Event-driven architecture is sold as the cure for tight coupling. It is — but it trades synchronous bugs you can see for asynchronous ones you can’t. Here are five lessons I keep relearning.
The shape of a resilient consumer — success commits, repeated failures go to a dead-letter topic, and a fixed bug lets you replay:
1. Consumers must be idempotent
At-least-once delivery is the default almost everywhere. Your consumer will see the same message twice. Design every handler so reprocessing is a no-op:
def handle(event):
if already_processed(event.id):
return
with transaction():
apply(event)
mark_processed(event.id)
2. Order is a feature you pay for
Kafka guarantees order within a partition, not across them. If two events must be processed in order, they must share a partition key. Pick the key carefully — usually the entity id (account, order, user).
3. Schemas are contracts
A producer changing a field breaks every consumer silently. Put a schema registry in front of the topic and make compatibility checks part of CI.
| Change | Safe? |
|---|---|
| Add optional field | ✅ |
| Remove a field | ❌ |
| Rename a field | ❌ |
| Widen an enum | ⚠️ |
4. Dead letters are not optional
A poison message will block a partition forever if you let it. Route failures to a dead-letter topic after N retries, alert on it, and keep the original payload so you can replay once the bug is fixed.

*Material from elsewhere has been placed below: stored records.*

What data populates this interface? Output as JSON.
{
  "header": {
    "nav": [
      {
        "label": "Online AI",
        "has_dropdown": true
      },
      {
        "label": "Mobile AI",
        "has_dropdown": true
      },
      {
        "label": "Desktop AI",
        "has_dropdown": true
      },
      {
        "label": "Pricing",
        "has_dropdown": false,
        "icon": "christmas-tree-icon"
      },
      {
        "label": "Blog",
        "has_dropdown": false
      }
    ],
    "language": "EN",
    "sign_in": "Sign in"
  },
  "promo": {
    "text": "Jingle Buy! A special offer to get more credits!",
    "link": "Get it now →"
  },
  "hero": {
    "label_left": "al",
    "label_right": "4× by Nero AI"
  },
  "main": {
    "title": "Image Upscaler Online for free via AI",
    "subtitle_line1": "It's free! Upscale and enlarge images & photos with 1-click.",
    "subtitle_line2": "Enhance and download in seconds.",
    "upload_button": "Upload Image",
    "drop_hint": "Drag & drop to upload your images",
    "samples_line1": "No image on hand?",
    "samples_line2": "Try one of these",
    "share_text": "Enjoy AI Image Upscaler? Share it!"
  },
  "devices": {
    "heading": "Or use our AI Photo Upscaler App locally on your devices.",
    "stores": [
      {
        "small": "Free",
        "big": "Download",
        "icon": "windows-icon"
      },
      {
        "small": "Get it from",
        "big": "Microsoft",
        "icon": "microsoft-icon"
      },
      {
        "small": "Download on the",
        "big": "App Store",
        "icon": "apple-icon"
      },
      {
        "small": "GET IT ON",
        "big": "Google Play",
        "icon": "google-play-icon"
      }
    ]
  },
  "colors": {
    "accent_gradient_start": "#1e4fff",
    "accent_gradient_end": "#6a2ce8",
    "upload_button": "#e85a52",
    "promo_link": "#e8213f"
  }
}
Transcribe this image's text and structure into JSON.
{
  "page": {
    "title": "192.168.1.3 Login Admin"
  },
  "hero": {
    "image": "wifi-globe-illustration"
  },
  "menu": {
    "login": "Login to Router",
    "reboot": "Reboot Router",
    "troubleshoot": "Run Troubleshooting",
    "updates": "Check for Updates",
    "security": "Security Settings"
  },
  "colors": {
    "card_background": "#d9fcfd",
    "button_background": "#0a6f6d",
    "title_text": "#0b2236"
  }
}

5. You can’t debug what you can’t trace
In a synchronous system a stack trace tells the whole story. In an event-driven one, a single user action fans out across services. Propagate a correlation id on every event and log it everywhere — it’s the thread that stitches the story back together.
Eventual consistency is fine. Eventual observability is not.
Closing
Event-driven systems reward teams that treat reliability as a first-class feature: idempotent consumers, explicit ordering, versioned schemas, dead-letter handling, and tracing from day one. Skip those and the decoupling you bought will cost you the debuggability you lost.